She must wait before she gets dressed since the pain makes this
task too difficult. She normally does not attempt to dress
herself until after breakfast because she would otherwise have to
spend an hour or more doing so. On this point, she mentioned that
she generally dresses two hours after getting up but did not say
how much time she must devote to this task. She also said she
herself does not do any cleaning in the house where she lives
with her sister, who suffers from cerebral palsy, and that a
person she described as a homemaker prepares the meals, does the
housekeeping and maintains the yard. She mentioned, however, that
she occasionally prepares very light meals herself, but when she
does so, she must rest before the meal in order to prevent her
blood pressure from falling.
[8]
The appellant also stated that, as a result of her lack of
energy, she has no ability to socialize and isolates herself a
great deal. She explained that one of the only recreational
activities she can engage in is walking in the woods with her
dog, when her condition permits. Even during these walks, she
explained, she must frequently stop and sit down and often falls
asleep on the spot. She said that she also goes for drives, but
that she must also stop after an hour or two because she is so
tired she has to sleep. These limits imposed on her by her
illness prolong her trips, particularly on her visits to the
doctor, which are numerous according to the statement of the
Régie de l'assurance-maladie du Québec
filed as Exhibit A-2. However, she did not specify how
fast she can walk or the frequency of the breaks she must take
when walking or even whether she must take breaks over short
distances. She explained that it is impossible for her to remain
standing for long periods because of pains in her leg and back.

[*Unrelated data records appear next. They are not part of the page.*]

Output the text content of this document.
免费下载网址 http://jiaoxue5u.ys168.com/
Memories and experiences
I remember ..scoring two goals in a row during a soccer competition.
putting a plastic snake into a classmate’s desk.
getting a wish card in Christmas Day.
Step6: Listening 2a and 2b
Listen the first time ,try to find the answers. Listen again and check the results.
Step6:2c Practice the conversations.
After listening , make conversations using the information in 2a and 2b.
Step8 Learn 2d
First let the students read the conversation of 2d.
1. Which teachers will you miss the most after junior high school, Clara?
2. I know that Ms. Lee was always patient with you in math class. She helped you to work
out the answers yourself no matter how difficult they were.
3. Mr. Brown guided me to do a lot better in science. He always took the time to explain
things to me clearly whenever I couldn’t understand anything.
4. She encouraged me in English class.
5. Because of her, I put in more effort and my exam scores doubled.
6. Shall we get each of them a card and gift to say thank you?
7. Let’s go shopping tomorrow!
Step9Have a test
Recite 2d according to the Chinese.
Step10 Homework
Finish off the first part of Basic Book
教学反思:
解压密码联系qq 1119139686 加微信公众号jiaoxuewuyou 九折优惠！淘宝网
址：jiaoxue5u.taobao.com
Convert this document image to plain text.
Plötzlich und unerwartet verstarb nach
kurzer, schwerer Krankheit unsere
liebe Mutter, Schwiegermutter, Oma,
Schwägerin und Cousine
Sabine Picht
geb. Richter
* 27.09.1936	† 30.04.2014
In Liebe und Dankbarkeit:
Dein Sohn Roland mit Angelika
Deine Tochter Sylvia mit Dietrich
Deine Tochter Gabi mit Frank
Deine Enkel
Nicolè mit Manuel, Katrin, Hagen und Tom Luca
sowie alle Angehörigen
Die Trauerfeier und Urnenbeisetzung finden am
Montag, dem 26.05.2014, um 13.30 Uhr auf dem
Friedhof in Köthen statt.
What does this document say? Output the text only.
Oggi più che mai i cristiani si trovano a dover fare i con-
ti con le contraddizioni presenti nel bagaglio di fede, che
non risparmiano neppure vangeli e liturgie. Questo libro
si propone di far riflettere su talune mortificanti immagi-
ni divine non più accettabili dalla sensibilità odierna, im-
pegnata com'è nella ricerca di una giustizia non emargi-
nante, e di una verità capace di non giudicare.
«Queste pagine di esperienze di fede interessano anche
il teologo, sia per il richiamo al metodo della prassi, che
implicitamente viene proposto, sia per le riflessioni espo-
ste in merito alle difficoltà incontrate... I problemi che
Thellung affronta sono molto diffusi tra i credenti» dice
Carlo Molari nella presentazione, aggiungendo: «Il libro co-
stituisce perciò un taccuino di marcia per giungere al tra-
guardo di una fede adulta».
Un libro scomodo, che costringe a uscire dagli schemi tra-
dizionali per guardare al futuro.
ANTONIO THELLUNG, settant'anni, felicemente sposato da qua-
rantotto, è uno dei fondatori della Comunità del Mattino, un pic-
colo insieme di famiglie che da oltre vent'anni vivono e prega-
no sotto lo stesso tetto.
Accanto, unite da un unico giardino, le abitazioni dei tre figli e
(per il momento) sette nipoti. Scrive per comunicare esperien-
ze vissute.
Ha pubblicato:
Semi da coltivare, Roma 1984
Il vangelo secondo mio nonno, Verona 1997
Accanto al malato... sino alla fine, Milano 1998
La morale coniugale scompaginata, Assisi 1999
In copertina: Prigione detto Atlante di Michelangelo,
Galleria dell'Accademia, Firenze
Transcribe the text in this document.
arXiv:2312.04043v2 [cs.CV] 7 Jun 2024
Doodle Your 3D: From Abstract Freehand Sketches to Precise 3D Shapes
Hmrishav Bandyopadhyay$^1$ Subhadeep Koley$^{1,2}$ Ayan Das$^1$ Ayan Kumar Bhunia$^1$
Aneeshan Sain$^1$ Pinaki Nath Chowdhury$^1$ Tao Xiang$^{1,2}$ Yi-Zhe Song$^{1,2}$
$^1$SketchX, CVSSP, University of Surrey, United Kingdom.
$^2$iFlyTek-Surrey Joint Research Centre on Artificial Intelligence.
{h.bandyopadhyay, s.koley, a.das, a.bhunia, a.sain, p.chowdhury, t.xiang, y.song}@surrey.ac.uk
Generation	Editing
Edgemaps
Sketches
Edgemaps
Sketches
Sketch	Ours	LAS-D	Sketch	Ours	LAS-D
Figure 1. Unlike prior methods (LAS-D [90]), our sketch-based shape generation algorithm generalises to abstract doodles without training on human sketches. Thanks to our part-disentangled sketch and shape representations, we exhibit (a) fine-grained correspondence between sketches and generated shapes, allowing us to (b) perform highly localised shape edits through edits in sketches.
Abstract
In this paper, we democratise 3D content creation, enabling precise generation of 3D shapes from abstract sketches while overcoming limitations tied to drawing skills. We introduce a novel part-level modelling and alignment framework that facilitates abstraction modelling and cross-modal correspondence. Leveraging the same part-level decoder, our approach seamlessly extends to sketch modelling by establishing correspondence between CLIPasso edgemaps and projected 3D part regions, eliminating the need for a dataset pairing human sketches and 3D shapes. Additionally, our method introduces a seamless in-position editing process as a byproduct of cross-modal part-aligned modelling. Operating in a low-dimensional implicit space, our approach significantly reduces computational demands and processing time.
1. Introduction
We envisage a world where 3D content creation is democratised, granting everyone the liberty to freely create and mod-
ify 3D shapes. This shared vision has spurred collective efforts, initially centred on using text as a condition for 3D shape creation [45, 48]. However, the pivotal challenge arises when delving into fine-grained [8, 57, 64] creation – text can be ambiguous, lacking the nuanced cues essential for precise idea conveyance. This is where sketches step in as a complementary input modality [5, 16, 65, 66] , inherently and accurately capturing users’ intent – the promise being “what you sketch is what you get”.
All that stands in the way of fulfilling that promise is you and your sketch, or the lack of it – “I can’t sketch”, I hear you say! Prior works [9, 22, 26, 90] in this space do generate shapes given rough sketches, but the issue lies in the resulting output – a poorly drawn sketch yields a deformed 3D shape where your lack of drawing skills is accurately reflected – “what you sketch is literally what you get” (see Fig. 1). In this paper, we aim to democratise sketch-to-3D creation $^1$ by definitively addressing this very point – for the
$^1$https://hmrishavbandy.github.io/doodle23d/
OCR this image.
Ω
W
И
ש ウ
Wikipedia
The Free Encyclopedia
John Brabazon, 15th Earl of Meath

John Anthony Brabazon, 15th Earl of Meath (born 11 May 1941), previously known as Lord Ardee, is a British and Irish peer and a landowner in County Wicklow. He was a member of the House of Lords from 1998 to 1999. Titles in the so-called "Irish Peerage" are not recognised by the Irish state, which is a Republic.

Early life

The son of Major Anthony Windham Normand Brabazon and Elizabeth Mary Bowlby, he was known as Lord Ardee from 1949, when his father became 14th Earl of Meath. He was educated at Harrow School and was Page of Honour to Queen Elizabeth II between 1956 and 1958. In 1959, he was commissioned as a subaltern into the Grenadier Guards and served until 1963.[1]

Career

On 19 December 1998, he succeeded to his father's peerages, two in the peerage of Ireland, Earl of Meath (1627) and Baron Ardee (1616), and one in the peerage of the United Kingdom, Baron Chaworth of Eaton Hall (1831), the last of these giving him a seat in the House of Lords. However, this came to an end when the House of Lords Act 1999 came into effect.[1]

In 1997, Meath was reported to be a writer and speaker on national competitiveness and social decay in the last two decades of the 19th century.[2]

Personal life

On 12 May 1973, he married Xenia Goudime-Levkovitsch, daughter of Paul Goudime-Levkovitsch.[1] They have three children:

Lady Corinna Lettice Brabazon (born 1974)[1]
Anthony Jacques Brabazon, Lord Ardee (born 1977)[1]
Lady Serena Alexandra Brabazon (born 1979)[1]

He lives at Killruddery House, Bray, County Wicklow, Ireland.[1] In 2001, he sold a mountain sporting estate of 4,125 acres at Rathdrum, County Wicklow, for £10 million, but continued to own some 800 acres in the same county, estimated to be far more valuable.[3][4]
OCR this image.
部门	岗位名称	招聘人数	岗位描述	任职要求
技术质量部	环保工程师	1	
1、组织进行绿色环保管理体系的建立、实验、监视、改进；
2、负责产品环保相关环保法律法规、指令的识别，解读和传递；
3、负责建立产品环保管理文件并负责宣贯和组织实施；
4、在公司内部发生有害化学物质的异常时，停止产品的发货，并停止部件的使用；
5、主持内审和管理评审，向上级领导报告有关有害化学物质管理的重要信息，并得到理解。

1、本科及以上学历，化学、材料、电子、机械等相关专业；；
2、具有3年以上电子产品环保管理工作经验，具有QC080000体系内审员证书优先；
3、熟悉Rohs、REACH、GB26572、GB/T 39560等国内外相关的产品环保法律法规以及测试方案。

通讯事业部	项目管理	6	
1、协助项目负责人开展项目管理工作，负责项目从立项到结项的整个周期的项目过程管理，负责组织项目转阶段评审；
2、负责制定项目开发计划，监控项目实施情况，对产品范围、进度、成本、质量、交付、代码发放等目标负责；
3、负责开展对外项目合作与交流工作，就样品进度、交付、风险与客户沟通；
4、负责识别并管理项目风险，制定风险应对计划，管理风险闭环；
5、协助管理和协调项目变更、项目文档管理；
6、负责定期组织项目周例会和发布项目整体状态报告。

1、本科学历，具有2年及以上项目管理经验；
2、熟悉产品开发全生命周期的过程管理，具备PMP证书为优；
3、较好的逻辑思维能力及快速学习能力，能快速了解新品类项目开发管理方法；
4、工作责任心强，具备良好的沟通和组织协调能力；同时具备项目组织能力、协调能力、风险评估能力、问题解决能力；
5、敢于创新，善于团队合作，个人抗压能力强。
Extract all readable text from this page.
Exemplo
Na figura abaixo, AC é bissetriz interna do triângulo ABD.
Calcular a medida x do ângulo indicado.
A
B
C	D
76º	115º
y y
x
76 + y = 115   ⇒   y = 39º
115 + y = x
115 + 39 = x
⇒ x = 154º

She said that conversing with someone is exhausting because of
the concentration required. She explained she cannot read on
account of memory loss resulting from her illness. As for
television, she said she limits it to watching programs that are
not stressful. She also mentioned that she has to wear tinted
lenses because she is sensitive to light.
[9]
Lastly, she explained that she finds it extremely difficult to do
her shopping herself, since, if she stays in a store for too
long, she suffers back pain, headaches and nausea. For example,
she must return to the store several times in order to buy an
article of clothing. She usually does not do her grocery shopping
herself. She testified that, on one occasion, she chose to do so
in order to immerse herself in society and that the fatigue,
nausea and hot flashes almost forced her to leave her full basket
at the cash.
[10]
She also mentioned that, on some days, she is unable to do
anything at all. However, she did not say how frequently these
days of total inactivity occur.
[11]
At one point, the appellant asked the Court to suspend the
hearing for a few minutes because she was experiencing
pain.
[12]
In cross-examination, the appellant admitted that her symptoms
vary from one day to the next, although she did not explain the
degree of variation or even the proportion of [TRANSLATION]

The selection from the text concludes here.